Комнатки в доме были маленькие, низенькие, будто каютки; окошечки коротенькие, полы желтенькие, столы, двери расписаны травами. По наблюдникам * синяя норвежская посуда. По стенам на полочках корабельные модели оснащены. С потолков птички растопорщились деревянные — отцово же мастерство.
… Первые годы замужества мама от отца не оставалась, с ним в море ходила. Потом хозяйство стало дома задерживать и дети.
У нас в Архангельске до году ребят на карточку не снимали, даже срисовывать не давали, и пуще всего зеркала младенцу не показывали. Потому, верно, я себя до году и не помню. А годовалого меня увековечили. Такое чудышко толстоголовое в альбоме сидит, вроде гири на прилавке.
Я у матери на коленях любил засыпать. Она поет:
Баю, бай да люли!
Спи-ко, усни
Да большой вырастай,
На оленя гонец,
На тетёру стрелец…
Ты на елке тетёрку имай,
На озерке гагарку стреляй,
Еще на море уточку,
На песочке лебедушку.
Мама на народе не пела песен, а дома или куда в лодке одна поедет — всё поет.
Отец у нас всю навигацию в море ходил. Радуемся, когда дома. Сестренка к отцу спрячется под пиджак, кричит:
— Вот, мамушка, у тебя и нету деушки, я ведь папина!
— Ну дак что, я тебе и платьев шить не буду.
— Я сама нашью, модных.
Сестрица шить любила: ей дадут готовую рубашонку и нитку без узла. Она этой ниткой весь день шьет. Иногда ворот у рубашки наглухо зашьет.
Отец нам про море пел и говорил. Возьмет меня на руку, сестру на другую, ходит по горнице, поет:
Корабли у нас будут сосновые,
Нашёсточки, лавочки еловые,
Весёлышки яровые,
Гребцы — молодцы удалые.
Он поживет с нами немножко и в море сторонится.

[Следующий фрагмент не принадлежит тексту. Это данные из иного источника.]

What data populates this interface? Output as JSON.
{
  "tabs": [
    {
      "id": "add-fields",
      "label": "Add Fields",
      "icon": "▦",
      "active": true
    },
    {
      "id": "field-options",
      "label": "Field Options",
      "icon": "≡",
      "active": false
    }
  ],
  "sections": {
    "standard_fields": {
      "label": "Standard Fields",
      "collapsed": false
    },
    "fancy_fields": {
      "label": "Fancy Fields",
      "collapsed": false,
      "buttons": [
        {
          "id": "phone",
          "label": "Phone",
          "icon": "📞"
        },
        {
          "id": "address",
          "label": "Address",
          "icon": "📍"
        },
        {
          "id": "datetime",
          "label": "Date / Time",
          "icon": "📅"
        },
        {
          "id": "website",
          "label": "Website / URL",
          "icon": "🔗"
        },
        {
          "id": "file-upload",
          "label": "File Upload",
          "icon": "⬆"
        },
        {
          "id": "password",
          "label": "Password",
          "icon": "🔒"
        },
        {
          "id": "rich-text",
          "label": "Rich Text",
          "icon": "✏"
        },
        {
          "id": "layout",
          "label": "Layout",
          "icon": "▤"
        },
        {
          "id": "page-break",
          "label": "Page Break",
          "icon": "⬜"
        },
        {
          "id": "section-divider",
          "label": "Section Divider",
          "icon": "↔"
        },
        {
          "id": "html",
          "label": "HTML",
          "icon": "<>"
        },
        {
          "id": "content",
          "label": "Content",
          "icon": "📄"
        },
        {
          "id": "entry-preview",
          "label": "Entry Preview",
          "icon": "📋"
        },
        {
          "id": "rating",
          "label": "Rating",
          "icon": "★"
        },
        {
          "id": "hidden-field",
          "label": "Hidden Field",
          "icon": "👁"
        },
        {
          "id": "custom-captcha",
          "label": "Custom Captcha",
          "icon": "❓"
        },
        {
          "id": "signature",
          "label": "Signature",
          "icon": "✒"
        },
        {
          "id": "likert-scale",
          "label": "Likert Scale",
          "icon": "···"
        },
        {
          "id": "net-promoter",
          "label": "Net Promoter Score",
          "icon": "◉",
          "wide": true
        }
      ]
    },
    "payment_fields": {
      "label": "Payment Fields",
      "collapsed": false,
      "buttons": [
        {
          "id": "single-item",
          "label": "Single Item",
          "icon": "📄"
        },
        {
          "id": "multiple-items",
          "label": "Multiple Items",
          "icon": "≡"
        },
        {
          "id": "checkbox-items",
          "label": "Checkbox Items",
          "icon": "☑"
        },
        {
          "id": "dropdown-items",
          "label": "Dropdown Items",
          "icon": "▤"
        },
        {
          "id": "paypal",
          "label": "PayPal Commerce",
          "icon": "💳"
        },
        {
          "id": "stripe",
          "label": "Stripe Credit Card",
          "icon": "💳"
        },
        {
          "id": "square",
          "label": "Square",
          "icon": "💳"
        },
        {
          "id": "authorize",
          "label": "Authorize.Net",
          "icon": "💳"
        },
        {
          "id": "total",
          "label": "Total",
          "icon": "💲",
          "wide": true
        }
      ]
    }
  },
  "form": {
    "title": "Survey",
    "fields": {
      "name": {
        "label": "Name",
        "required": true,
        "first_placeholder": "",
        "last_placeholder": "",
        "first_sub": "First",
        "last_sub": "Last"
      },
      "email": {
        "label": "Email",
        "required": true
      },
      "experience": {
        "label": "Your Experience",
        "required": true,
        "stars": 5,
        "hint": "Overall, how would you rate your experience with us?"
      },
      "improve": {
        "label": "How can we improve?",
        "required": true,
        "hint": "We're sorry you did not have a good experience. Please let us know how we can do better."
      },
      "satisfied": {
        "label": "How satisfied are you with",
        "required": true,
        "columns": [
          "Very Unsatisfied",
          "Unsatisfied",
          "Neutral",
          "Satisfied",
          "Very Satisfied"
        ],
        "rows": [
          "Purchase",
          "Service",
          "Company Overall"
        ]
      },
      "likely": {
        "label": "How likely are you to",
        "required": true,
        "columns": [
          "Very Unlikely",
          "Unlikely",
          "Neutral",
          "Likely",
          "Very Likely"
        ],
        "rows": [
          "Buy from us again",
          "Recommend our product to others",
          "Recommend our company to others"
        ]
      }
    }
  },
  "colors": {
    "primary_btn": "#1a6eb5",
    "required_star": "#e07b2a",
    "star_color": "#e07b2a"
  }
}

Если на пароходе уходит, поведет меня в машинное отделение. Машины я любил смотреть, только гулкого, громоносного свиста отправляющегося в океан парохода я, маленький, боялся, ревел. До свистка выгрузят меня подальше на берег. Я оттуда колпачком машу.
Осенью, когда в море наступят дни гнева и мрака и об отце вестей долго нет, не знала мама покоя ни днем, ни ночью. Выбежит на угор, смотрит к северу; на ответ только чайки вопят к непогоде.
Вечером заповорачиваются на крыше флюгера, заплачет в трубе норд-вест. Мама охватит нас руками:
— Ох, деточки, что на море-то делается! Папа у нас там!..
Я утешаю:
— Мамушка, я, как вырасту, дальше Соломбалы не пойду в море.
А Соломбала — часть того же Архангельска, только на островах.
Не одна наша мама печалилась. При конце навигации сидят где-нибудь, хоть на именинах, жены и матери моряков. Чуть начнут рамы подрагивать от морского ветра, сразу эти гостьи поблекнут, перестанут ложечки побрякивать, стынут чашки.
Хозяйка ободряет:
— Полноте! Сама сейчас бегала флюгера смотреть. Поветерь дует вашим-то. Скорополучно * домой ждите.
Зимой отец на берегу, у матери сердце на месте.
В листопад придут в город кемские* поморы, покроют реку кораблями.
Утром, не поспеет кошка умыться, к нам гости наехали.
Однажды ждали в гости почтенного капитана, у которого было прозвище Мошкарь. У нас всё прозвища придумывают, в глаза никогда не назовут, а по-за глаз дразнят. Мама с отцом, шутя, и помянули: «Вот ужо Мошкарь приедет».
Гость приехал и мне игрушку подарил. Я с подарком у него в коленях бегаю, говорю:
— Я тебя люблю. Тебя можно всяко назвать. Можно дядей, можно дядюшкой. Можно Мошкарем, можно Мошкариком…
Ребячьим делом я не раз впросак попадал из-за этих несчастных прозвищ.
Годов пяти от роду видел я чью-то свадьбу. Меня угостили конфетами, и все это мне понравилось.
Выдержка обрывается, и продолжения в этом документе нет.